A short note on intelligence: Human (HI) and Artificial (AI)
In the developing section, looking at the nature of HI and AI, there is a set of interactive graphics, including this one about picking up a cup of coffee. I don’t have a video of picking up a coffee cup, but this Orange Peel movie illustrates active inference in action. You will see in the slow motion the inferential testing and modelling process in action in the reach-grasp sequences. Keep watching, there are two hand to peel movemnts. The hand belongs to a woman called Sara.
The human intelligence system does not merely process inputs and produce outputs; it initiates. Volition -- the capacity to act from internal states, to pursue goals not determined by the immediate stimulus, to delay, redirect, or refuse response -- is a property of biological intelligence that current AI systems do not possess in a structurally equivalent sense. A human intelligence is never merely waiting to be invoked; it pursues ends of its own, with biological, social, and biographical outcomes at stake. The phrase 'at the moment' is deliberately placed: this paper does not treat the absence of agency in current AI systems as a permanent architectural constraint, and the question of what conditions would be required for genuinely agentic AI is addressed in the sections on AGI. For the analysis of current systems, the distinction is real and should not be dissolved by the loose use of the word ‘intelligence’.

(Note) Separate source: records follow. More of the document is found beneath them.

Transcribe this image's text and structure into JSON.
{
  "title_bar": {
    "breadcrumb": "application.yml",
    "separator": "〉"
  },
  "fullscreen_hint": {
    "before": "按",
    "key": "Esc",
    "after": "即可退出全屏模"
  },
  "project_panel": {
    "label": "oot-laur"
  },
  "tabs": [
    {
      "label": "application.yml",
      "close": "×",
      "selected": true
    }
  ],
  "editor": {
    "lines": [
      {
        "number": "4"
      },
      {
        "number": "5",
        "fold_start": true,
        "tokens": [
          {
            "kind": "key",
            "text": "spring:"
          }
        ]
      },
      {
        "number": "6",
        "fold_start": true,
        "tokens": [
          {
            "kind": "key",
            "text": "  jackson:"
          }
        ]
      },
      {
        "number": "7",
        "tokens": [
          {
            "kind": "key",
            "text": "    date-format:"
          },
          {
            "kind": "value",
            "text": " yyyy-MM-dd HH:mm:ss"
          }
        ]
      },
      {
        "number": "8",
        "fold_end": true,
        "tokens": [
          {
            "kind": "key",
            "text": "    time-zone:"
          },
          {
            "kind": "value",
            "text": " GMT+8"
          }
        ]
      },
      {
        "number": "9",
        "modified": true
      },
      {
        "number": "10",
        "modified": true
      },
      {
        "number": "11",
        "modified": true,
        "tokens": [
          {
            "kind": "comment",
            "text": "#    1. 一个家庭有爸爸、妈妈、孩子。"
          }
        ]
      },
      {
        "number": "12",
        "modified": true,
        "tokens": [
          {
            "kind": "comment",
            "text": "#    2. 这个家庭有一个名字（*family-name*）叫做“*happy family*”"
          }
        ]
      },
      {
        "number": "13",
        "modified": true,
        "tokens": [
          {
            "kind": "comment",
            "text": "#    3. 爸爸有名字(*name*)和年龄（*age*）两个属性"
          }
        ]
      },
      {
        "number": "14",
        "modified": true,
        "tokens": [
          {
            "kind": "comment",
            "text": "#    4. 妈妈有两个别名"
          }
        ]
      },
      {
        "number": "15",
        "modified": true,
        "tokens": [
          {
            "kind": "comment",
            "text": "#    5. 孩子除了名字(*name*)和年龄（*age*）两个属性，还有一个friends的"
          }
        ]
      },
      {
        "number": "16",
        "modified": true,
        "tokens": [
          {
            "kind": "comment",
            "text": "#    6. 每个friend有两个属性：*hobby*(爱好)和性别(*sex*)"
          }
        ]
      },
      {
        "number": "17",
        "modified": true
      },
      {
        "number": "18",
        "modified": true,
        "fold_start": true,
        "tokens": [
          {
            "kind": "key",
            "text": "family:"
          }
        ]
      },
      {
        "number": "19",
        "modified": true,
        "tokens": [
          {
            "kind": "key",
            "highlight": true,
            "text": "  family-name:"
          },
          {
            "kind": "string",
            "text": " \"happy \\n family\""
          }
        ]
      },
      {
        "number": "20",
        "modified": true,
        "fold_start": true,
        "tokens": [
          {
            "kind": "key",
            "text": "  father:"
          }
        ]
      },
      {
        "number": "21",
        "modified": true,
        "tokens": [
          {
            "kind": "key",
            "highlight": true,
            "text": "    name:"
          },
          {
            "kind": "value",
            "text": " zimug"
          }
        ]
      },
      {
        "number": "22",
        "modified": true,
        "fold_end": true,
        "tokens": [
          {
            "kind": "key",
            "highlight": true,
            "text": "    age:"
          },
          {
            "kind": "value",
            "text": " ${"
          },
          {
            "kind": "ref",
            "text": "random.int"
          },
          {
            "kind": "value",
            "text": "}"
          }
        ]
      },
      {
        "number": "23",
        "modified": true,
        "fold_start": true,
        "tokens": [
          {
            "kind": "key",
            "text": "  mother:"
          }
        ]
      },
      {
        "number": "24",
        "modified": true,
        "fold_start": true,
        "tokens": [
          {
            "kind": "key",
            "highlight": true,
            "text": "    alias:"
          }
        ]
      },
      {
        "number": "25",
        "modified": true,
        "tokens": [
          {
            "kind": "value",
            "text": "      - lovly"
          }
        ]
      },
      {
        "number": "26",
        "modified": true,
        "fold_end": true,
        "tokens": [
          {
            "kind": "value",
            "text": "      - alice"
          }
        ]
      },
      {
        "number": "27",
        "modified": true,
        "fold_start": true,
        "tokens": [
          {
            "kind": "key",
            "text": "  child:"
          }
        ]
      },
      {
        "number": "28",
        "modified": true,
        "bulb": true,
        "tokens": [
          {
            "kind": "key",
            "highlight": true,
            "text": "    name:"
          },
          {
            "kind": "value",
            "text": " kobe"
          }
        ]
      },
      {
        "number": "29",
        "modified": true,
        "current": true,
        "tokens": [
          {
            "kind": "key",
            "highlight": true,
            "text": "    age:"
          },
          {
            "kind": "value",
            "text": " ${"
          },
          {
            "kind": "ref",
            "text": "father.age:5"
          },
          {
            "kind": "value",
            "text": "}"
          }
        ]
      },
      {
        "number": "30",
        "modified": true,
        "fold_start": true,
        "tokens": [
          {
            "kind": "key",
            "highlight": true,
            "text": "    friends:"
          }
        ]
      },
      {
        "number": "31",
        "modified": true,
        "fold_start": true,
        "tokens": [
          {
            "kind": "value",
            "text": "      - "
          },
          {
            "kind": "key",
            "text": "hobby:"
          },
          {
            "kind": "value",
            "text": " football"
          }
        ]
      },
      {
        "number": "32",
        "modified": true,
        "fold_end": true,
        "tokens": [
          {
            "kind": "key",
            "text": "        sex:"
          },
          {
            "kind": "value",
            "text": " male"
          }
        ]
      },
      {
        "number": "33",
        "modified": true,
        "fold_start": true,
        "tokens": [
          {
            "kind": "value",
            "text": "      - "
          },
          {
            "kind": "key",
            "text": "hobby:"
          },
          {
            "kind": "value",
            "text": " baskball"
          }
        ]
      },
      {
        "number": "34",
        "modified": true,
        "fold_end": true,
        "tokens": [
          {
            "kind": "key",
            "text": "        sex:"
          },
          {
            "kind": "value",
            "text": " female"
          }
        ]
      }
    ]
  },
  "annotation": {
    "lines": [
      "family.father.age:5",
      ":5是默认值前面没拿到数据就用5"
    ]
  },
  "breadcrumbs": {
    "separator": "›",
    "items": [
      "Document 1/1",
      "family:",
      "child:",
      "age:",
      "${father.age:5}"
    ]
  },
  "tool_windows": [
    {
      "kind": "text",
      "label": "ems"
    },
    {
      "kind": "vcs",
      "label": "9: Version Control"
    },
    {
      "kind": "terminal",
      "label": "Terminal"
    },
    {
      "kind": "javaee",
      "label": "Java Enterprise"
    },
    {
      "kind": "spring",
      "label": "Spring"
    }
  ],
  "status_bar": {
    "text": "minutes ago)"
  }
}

These different intelligence regimes share a computational family resemblance; a common ground that makes their comparison possible. Both use network architecture, and both use networks as the basis of calculation. But resemblance at the level of mechanism does not entail equivalence, and establishing precisely where the architectures align and where they fundamentally part company requires a principled analytical framework. This paper takes a process view - and a mathematical one. The framework it uses is active inference, developed by Karl Friston and colleagues from variational calculus and Bayesian probability theory. Active inference proposes that any self-organising system capable of persisting over time can be understood as continuously minimising the gap between what it predicts about its sensory inputs and what it actually receives - a process of continuous model-building and model-updating within the perception-action cycle. It is used here not simply because it is available, but because it allows biological organisms, engineered systems, and hybrid combinations of the two to be held in the same analytical space while preserving the structural differences between them. A fuller treatment of the framework, its mathematical foundations, and its explanatory scope is given in section 7; what matters here is that it provides a vocabulary precise enough to compare human and machine intelligence without collapsing one into the other.[1]
[1] Karl Friston, 'The free-energy principle: a unified brain theory?', Nature Reviews Neuroscience, 11:2 (2010), pp. 127–138; Karl Friston et al., 'Active inference: a process theory', Neural Computation, 29:1 (2017), pp. 1–49.